Studies using brain imaging have shown that viewing natural scenes activates regions associated with positive emotion, empathy, and emotional stability. By contrast, urban environments tend to activate areas associated with stress and rumination. Even brief exposure to nature — looking at a photograph of a forest, hearing birdsong through an open window — produces measurable reductions in cortisol, the primary stress hormone.
The Japanese practice of shinrin-yoku, or forest bathing, has been studied extensively and found to lower blood pressure, reduce anxiety, improve immune function, and increase feelings of well-being. Participants do not need to hike or exercise. Simply being present in a wooded environment, walking slowly and engaging the senses, is enough to trigger significant physiological and psychological benefits.
The Twenty-Minute Nature Dose
One of the most practical findings in nature research is that you do not need a wilderness expedition to experience the benefits. A study published in Frontiers in Psychology found that just 20 minutes spent in a natural setting was sufficient to significantly reduce cortisol levels. The researchers described this as a "nature pill" — a minimum effective dose of outdoor exposure that most people can fit into even a busy day.
Other research has found that people who spend at least two hours per week in nature report substantially higher well-being and better health than those who do not. This two-hour threshold held regardless of whether the time was spent in a single block or spread across multiple shorter visits. The key was regularity — not intensity or duration, but consistent, repeated contact with the natural world.

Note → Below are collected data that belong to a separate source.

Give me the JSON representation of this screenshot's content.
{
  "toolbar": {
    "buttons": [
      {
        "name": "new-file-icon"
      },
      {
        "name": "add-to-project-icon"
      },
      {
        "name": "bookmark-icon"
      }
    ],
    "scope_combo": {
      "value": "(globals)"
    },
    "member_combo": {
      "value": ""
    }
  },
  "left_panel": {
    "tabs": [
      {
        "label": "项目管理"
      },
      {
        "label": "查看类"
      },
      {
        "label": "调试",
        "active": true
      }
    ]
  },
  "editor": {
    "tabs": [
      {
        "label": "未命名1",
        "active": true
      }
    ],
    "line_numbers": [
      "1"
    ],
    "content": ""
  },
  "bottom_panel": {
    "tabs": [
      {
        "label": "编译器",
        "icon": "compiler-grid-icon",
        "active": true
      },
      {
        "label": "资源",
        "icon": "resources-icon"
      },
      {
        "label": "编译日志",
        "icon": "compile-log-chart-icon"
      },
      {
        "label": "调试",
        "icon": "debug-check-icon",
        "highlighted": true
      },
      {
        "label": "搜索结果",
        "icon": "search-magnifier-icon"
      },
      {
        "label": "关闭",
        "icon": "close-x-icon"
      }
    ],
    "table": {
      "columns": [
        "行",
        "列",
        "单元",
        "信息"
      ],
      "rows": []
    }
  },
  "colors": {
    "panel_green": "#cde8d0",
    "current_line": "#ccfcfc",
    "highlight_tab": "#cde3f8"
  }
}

Green spaces in urban areas — parks, gardens, tree-lined streets, riverside paths — deliver many of the same benefits as remote wilderness. Water features appear to be particularly restorative; the presence of rivers, lakes, or coastline amplifies the well-being effects of natural settings. Even small patches of nature embedded within cities can serve as meaningful sources of psychological restoration.
Why Modern Life Pulls Us Away From Nature
Despite the evidence, most people in developed countries spend the vast majority of their time indoors. Studies estimate that the average person now spends more than 90 percent of their life inside buildings or vehicles. This represents a radical departure from the conditions under which our brains evolved, and it carries real consequences for well-being.
The barriers are largely structural. Urban planning often prioritises roads and buildings over green space. Work culture keeps people at desks during daylight hours. Screen-based entertainment competes with outdoor activity. For many, nature exposure has become something that happens accidentally rather than intentionally — a walk to the car park, a glimpse of trees through an office window.
Designing Nature Contact Into Daily Life
At Masamichi Souzou, we think of nature access as a design variable — something that can be deliberately built into the structure of a day, a workspace, or a city. The goal is not to romanticise the outdoors but to recognise that regular contact with natural environments is a fundamental human need, and to design accordingly.
At the personal level, this might mean taking a daily walk in a park, eating lunch outside, keeping plants in your workspace, or choosing walking routes that pass through green areas. At the organisational level, it means designing workplaces with natural light, views of vegetation, and easy access to outdoor spaces. At the civic level, it means investing in parks, urban forests, and waterways as essential infrastructure for public well-being.
Nature does not ask much of us. It asks only that we show up — that we step outside, slow down, and allow our ancient brains to do what they were built to do. The happiness that follows is not a luxury. It is a homecoming.